Presidente da Comissão de Diversidade Sexual e de Gênero e jornalista da comunidade LGBTQIA+, falam sobre as lacunas existentes nas políticas públicas das cidades interioranas. 

Por: Maria Eduarda Lopes

Em outubro, a 4ª Conferência Nacional dos Direitos das Pessoas LGBTQIA+, ocorreu na cidade de Brasília, reunindo cerca de 1.500 participantes.  A conferência reuniu o poder público e a sociedade civil para discutir e avaliar as ações governamentais, especialmente após um longo período sem eventos dessa magnitude. O evento buscou definir as diretrizes para políticas públicas de enfrentamento à violência, promoção da cidadania e institucionalização dos direitos dessa comunidade no país.

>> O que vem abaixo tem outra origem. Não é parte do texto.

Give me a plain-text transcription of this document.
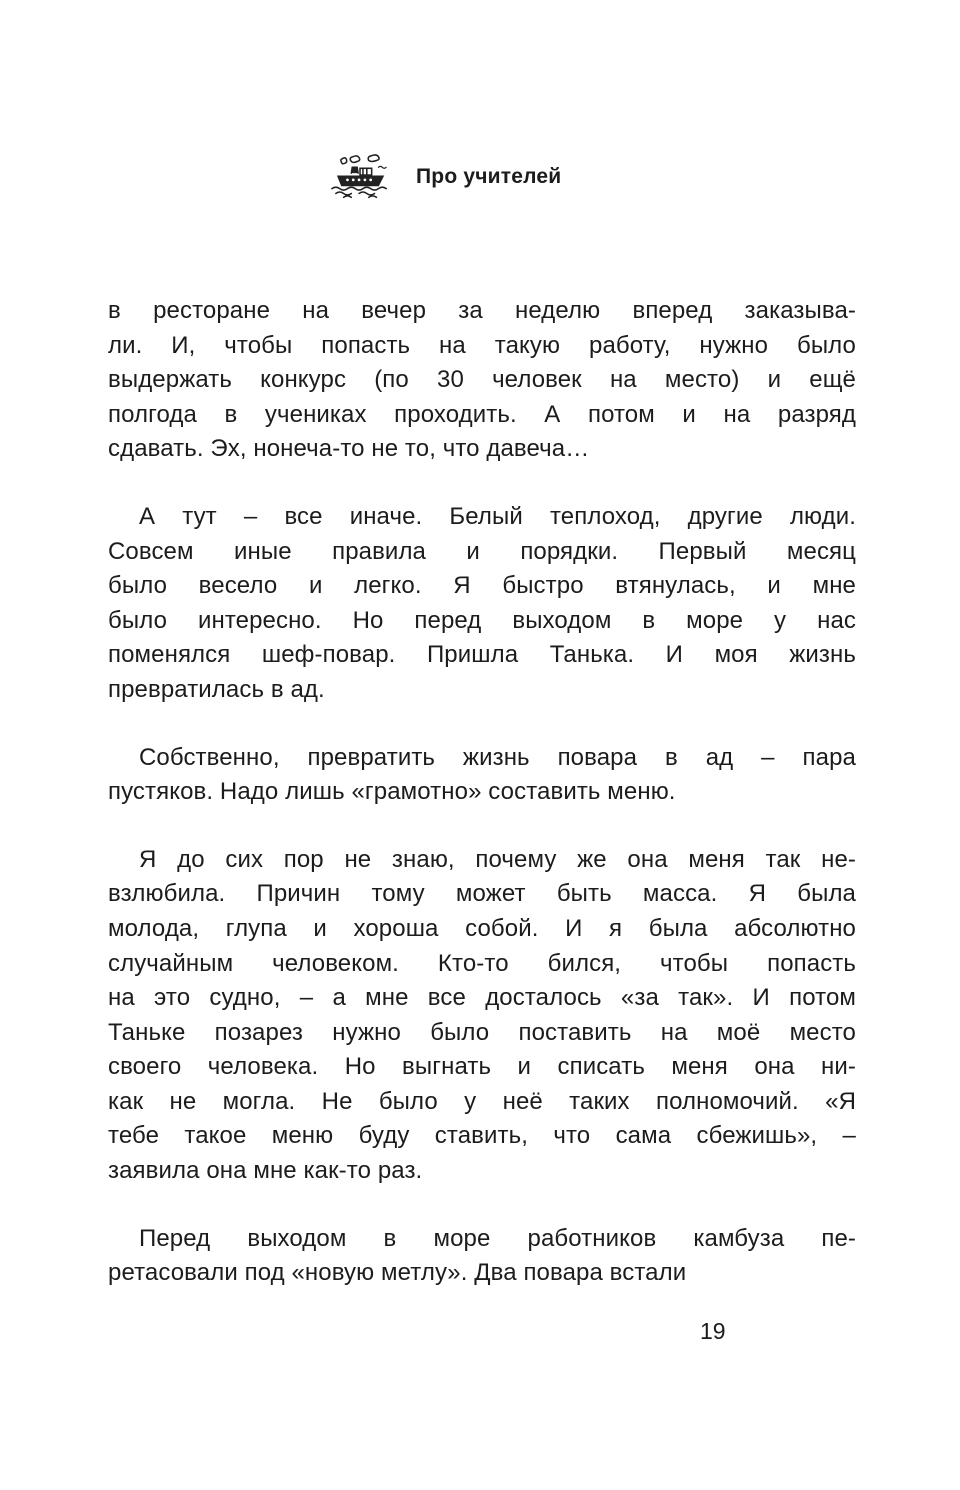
Про учителей

в ресторане на вечер за неделю вперед заказыва-
ли. И, чтобы попасть на такую работу, нужно было
выдержать конкурс (по 30 человек на место) и ещё
полгода в учениках проходить. А потом и на разряд
сдавать. Эх, нонеча-то не то, что давеча…

А тут – все иначе. Белый теплоход, другие люди.
Совсем иные правила и порядки. Первый месяц
было весело и легко. Я быстро втянулась, и мне
было интересно. Но перед выходом в море у нас
поменялся шеф-повар. Пришла Танька. И моя жизнь
превратилась в ад.

Собственно, превратить жизнь повара в ад – пара
пустяков. Надо лишь «грамотно» составить меню.

Я до сих пор не знаю, почему же она меня так не-
взлюбила. Причин тому может быть масса. Я была
молода, глупа и хороша собой. И я была абсолютно
случайным человеком. Кто-то бился, чтобы попасть
на это судно, – а мне все досталось «за так». И потом
Таньке позарез нужно было поставить на моё место
своего человека. Но выгнать и списать меня она ни-
как не могла. Не было у неё таких полномочий. «Я
тебе такое меню буду ставить, что сама сбежишь», –
заявила она мне как-то раз.

Перед выходом в море работников камбуза пе-
ретасовали под «новую метлу». Два повара встали

19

Embora celebrado como um avanço político e simbólico, existe uma lacuna entre o debate social realizado na conferência e a realidade vivida no país. Nas cidades do interior paulista a estrutura institucional se mostra frágil e as pautas de diversidade raramente alcançam uma prioridade na política.

Conforme divulgado  pelo IBGE (Instituto Brasileiro de Geografia Estatística), o percentual de municípios sem estrutura específica para gerir políticas na área de direitos humanos aumentou de 55,4% em 2019 para 65,9% em 2023. Esse número confirma a carência que existe nos municípios do interior ao garantir os direitos que estão previstos pela Constituição de maneira eficaz.

Este cenário se mostra presente em cidades do Centro-Oeste Paulista, como Jaú.  Embora não haja um órgão público municipal exclusivo e específico, como uma secretaria ou conselho municipal voltado apenas para a comunidade LGBTQIA+, a Prefeitura de Jaú, por meio da Secretaria de Políticas Públicas para as Mulheres, realiza ações e palestras relacionadas à diversidade sexual e direitos humanos. Muitas vezes, essas ações são realizadas em parceria com a OAB, com a sua Comissão de Diversidade Sexual e de Gênero, sendo esses os únicos meios que garantem e discutem pautas de diversidade no município, a nível público. 

Em entrevista,  Aline Virginia Camargo, advogada e Presidente da Comissão de Diversidade Sexual e de Gênero da OAB-Jaú, relata sobre as dificuldades da aplicação das políticas públicas nessa localidade.

Aline Virginia Camargo (Foto: Arquivo Pessoal)

“Viver no interior costuma intensificar vulnerabilidades por fatores culturais, sociais e estruturais, por que há um conservadorismo cultural mais forte. No interior há menor acesso às políticas públicas e serviços especializados, principalmente para as pessoas trans e travestis. A proteção institucional também é mais frágil, faltam delegacias especializadas, a rede de ensino não é preparada, há um maior isolamento e  mais vigilância comunitária. As capitais, muito embora tenham seus problemas, oferecem mais alternativas, acolhimento, anonimato e políticas específicas”, diz.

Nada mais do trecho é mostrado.